Here is a screen capture from today’s Fox News homepage:

Nothing above the fold or after that mentions anything at all to do with Rush.  Apparently their version of fair and balanced is that they only support, never criticize, those who support the GOP.  They take care of their own.

I figured that Fox News must have run something about the Limbaugh outrage going on right now, so I ran a search.  The very first article is an Entertainment story of actress Maria Bello feeling “very sad” for Limbaugh:

No disrespect to Maria Bello, but she doesn’t exactly have all that much clout when she voices her opinion.  This feels way more like Fox simply running a story that they can point to and say, “No, we ran a story that was against Rush Limbaugh.  We’re fair and balanced,” rather than actually run a story of substance.  This isn’t even in the politics section.  Then again, Rush Limbaugh is merely an entertainer (if you find his bile, bigotry, and blatant disregard for humanity entertaining) with nothing more than a high school diploma to his name, so perhaps this is the best spot for articles about him after all.

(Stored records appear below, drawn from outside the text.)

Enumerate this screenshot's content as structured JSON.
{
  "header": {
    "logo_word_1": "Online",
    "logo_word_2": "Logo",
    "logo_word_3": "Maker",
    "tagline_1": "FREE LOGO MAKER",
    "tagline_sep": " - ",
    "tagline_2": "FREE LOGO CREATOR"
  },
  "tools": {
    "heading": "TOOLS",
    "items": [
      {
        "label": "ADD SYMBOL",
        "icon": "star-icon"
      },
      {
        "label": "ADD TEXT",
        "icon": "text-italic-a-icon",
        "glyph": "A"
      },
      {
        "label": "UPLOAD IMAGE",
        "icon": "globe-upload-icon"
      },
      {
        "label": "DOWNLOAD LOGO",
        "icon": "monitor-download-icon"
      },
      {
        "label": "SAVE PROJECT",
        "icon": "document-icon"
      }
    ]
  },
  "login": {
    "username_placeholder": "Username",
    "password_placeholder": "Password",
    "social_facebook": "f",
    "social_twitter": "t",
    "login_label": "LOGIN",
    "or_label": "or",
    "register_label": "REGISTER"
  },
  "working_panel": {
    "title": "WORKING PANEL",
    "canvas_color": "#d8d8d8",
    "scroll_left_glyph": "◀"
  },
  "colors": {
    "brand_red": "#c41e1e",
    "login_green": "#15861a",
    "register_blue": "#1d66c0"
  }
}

The next three articles in the search are:

Something about Limbaugh, the musical? Really? Another Maria Bello article (since when is she relevant?).  And then an article about how Limbaugh may have grounds for a libel suit.

Just more fair and balanced reporting on the news of the day from your favorite theocrats over at Fox News.

UPDATED:

I can already envision the rebuttals from the GOP side to this post would be something along the lines of that Yahoo! should be spending their time reporting on the actual disaster rather than blasting a Republican voice, which would go in line with their whole liberal MSM bias myth.  The reality is that Fox News is dreadfully lagging behind their competition in Haiti earthquake coverage.